Sports Image Classification
Built a image classification model to predict the sport that is being represented in the image.
Have you ever wondered how machines can recognize sports just by looking at images? Well, it's all thanks to the power of Convolutional Neural Networks (CNNs). In this article, we will explore how CNNs can be used to classify sports images and compare the performance of different CNN architectures.
Dataset
The dataset used for this project is a collection of images representing 100 different types of sports and activities. The sports range from traditional sports like "archery", "arm wrestling", "bowling", "football", "water polo", "weightlifting" to non-traditional ones like "wingsuit flying" and "nascar racing". The goal is to predict the correct sport based on the image.

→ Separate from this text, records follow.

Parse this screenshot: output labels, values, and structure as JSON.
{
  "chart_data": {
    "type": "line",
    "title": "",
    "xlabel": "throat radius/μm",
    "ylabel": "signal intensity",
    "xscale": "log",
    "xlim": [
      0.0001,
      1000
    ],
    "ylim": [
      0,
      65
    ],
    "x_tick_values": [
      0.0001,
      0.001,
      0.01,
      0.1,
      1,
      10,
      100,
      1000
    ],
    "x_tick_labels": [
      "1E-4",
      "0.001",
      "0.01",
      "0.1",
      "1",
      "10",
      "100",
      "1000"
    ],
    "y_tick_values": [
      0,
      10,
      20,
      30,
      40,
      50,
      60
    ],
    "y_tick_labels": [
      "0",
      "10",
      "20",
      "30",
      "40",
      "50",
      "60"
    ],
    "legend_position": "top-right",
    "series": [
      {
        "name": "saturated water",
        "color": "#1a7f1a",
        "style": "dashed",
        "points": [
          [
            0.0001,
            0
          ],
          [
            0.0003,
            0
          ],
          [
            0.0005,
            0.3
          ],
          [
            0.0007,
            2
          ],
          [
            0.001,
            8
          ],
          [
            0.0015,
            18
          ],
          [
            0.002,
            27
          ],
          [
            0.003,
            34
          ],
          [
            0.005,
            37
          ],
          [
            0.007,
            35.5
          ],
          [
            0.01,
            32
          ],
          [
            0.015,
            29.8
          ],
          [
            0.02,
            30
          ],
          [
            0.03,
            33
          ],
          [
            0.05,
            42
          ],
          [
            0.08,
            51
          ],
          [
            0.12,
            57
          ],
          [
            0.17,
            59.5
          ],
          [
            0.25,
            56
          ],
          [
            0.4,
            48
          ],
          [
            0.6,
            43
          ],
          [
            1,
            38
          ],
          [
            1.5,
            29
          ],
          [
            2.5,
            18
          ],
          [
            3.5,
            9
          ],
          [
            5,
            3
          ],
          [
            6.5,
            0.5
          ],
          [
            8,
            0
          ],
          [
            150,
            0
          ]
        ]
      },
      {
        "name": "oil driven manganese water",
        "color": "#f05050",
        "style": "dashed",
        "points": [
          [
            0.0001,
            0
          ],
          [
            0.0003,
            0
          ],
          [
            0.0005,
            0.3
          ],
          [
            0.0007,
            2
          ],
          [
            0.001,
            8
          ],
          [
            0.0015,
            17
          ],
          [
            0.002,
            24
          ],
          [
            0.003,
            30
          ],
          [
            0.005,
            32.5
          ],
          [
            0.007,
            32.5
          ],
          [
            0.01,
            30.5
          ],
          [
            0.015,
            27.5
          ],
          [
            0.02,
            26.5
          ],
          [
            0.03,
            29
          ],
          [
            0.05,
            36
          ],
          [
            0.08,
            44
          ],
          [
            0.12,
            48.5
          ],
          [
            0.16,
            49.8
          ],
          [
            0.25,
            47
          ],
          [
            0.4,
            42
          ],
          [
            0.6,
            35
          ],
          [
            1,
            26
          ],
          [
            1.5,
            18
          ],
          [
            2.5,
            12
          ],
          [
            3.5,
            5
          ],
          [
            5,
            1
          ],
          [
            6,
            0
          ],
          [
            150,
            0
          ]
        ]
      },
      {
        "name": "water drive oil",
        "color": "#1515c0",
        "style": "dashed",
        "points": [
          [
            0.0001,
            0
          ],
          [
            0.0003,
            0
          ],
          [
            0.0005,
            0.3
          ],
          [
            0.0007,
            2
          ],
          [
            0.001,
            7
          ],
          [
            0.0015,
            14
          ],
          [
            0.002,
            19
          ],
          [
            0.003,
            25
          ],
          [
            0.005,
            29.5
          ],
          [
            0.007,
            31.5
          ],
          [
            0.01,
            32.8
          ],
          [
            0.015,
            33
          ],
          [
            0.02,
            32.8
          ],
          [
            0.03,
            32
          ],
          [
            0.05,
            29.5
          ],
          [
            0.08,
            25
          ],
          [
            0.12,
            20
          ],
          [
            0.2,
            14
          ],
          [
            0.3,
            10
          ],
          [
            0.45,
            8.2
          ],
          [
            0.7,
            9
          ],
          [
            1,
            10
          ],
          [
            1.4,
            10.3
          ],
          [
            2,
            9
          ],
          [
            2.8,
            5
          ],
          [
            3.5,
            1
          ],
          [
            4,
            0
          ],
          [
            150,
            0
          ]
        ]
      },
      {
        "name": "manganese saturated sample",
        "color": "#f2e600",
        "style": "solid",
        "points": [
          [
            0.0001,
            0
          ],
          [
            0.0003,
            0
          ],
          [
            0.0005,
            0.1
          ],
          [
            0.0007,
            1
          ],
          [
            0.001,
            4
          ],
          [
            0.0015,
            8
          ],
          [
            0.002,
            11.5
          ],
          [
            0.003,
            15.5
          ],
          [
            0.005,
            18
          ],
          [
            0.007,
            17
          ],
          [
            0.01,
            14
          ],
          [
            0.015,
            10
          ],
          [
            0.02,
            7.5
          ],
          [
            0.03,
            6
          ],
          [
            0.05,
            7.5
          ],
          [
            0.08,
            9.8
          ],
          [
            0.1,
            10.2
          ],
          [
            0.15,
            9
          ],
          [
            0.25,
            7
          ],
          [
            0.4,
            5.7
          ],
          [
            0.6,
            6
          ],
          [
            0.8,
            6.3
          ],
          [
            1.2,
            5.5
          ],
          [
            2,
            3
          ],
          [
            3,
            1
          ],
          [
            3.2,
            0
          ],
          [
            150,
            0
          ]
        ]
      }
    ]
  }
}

The dataset consists of 13572 train, 500 test, and 500 validation images. Each image is of size 224 x 224 pixels and has been segregated into train, test, and valid directories. The dataset can be downloaded from Kaggle.
Experiments
To classify the sports images, we compared the performance of five different CNN architectures: a custom CNN, InceptionV3, ResNet50V2, MobileNetV2, and EfficientNetB3. For each model, we fine-tuned the pre-trained ImageNet weights and added two hidden layers of 256 and 128 neurons respectively with leaky-relu activations. Dropout layers with p=0.1 were added to prevent overfitting. The number of epochs was 50 with early stopping with a patience parameter of 2 epochs. A batch size of 32 was used for training, and Sparse Categorical Cross-Entropy was used as the loss function.
Custom CNN
We started with a baseline custom CNN model with 3 convolution layers and 3 dense layers. A kernel of size 3 x 3 was used for all the convolution layers. Training the model with an Adam optimizer with a learning rate of 0.001 for 47 epochs yielded an Accuracy of 56.44%, F1-Score of 48.48%, and an ROC-AUC Score of 49.46%.
InceptionV3
The InceptionV3 model was initialized with pre-trained ImageNet weights. Only the Dense layers were fine-tuned. Training the model with an Adam optimizer with a learning rate of 0.001 for 22 epochs yielded an Accuracy of 68.92%, F1-Score of 64.92%, and an ROC-AUC Score of 66.64%.
ResNet50V2
The ResNet50V2 model was initialized with pre-trained ImageNet weights. Only the Dense layers were fine-tuned. Training the model with an Adam optimizer with a learning rate of 0.001 for 16 epochs yielded an Accuracy of 72.88%, F1-Score of 70.67%, and an ROC-AUC Score of 69.72%.
MobileNetV2
The MobileNetV2 model was initialized with pre-trained ImageNet weights, and all the layers were fine-tuned. Training the model with an Adam optimizer with a learning rate of 0.001 for 8 epochs yielded an Accuracy of 86.68%, F1-Score of 86.79%, and an ROC-AUC Score of 88.36%.
EfficientNetB3
The EfficientNetB3 model was initialized with pre-trained ImageNet weights, and all the layers were fine-tuned. Training the model with an Adam optimizer with a learning rate of 0.001 for 18 epochs yielded an Accuracy of 92.72%, F1-Score of 91.76%, and an ROC-AUC Score of 96.92%.
Results
The best results were obtained using a fine-tuned EfficientNetB3 model, which achieved an Accuracy of 92.72%, F1-Score of 91.76%, and an ROC-AUC Score of 96.92%. The results from all the models have been summarized in the table below:
Model | Accuracy | F1-Score | ROC-AUC Score |
---|---|---|---|
Custom CNN | 56.44 | 48.48 | 49.46 |
InceptionV3 (fine-tuned) | 68.92 | 64.92 | 66.64 |
ResNet50V2 (fine-tuned) | 72.88 | 70.67 | 69.72 |
MobileNetV2 (fine-tuned) | 86.68 | 86.79 | 88.36 |
EfficientNetB3 (fine-tuned) | 92.72 | 91.76 | 96.92 |
Deploying the Model
A web app was made using Streamlit to make predictions for new images using the best model. The live app can be viewed here.
Run Locally
All the code for this project can be found in this Github repository. To run the app locally, you can follow the instructions provided in the repository.
- Install required libraries:
pip install -r streamlit/requirements.txt
- Fine-tune models:
python sports-clf-custom-cnn.py python sports-clf-inception.py python sports-clf-resnet.py python sports-clf-mobilenet.py python sports-clf-efficientnet.py
- Generate predictions:
python sports-clf-final-predictions.py
Conclusion
In conclusion, we have seen how CNNs can be used to classify sports images with high accuracy. We compared the performance of five different CNN architectures and found that the EfficientNetB3 model achieved the best results. This model can be used to classify sports images in real-time, which can be useful in various applications such as sports analytics, sports broadcasting, and sports betting.